Last Friday I had my ##er-mix dog Vic euthanized and it seemed like the right decision at the time. But now I keep wondering if I should have waited. I know guilt & regret are the hallmarks of grief, but I'm having such a hard time now.

For 2 1/2 years and many vet visits, Vic had a bad cough. My vet tried numerous drug treatments and at times it got better but never went completely away. During the last few months, he couldn't sleep well and spent many nights coughing. In the middle of the night, I would think that euthanizing was the best solution so he didn't suffer anymore. But then I would go off to work and out of sight, would think that his condition wasn't that bad.

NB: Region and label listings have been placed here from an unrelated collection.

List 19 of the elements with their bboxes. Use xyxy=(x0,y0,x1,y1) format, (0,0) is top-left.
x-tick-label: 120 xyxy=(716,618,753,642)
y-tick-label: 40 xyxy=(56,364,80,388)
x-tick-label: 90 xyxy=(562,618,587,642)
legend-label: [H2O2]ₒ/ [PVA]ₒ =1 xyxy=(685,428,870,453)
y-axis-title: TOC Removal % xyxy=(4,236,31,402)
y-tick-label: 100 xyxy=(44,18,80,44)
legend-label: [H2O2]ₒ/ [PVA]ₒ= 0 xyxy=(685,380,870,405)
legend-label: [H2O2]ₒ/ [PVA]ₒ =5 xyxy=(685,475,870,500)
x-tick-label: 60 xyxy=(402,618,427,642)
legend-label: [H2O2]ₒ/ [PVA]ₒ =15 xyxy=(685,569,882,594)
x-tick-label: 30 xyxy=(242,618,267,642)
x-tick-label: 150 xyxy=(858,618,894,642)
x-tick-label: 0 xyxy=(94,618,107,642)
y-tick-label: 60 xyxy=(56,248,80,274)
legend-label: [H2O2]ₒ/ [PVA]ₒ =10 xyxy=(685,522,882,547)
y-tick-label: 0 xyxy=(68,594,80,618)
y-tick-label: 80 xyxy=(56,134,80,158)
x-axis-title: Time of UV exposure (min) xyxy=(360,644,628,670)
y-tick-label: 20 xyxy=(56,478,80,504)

His story was he was left tied up outdoors at a high kill shelter, and was rescued by a ##er rescue group. I have no real idea of how old he was, but I had him for 7 years and the vet didn't think he was young when I got him. At the end, he seemed partially deaf but followed hand signals. His eyesight was also getting bad, but his nose and appetite were great - especially being on Prednisone. Everytime he came into the house, he would run hopefully to his bowl and then go from room to room looking for me. He had some potty issues - I always fenced him in beside my bed at night or he would get up and relieve himself. He also trained me to hustle him outdoors whenever he was pacing the house, because he never learned to go to the door when he needed to go.

The vet somewhat encouraged putting him to sleep, saying she thought he was going to die 2 years ago. She said she could give him more drugs to buy a little more time but his coughing would get worse with warmer weather. She thought he might have a mass around his lungs, although nothing was shown in his xrays 2 years ago. I just couldn't take the coughing and gagging all night and thought I was prepared to lose him. I was glad when he made it thru Christmas, and then happy again when he had one last month long camping trip in Florida in February.

Of course now I question my decision every waking hour. At least I know I didn't wait too long, and he had 7 very good years at my house. I'm thinking his potty issues may have landed him at the shelter in the first place, so at least I dealt with cleaning up after him all the time.

I know there's no way to tell if it was right, I just wish I could find peace with my decision. When I am able, I think I would like to adopt another older dog.

Reading all the stories here has helped me to realize these thoughts are normal, although destructive.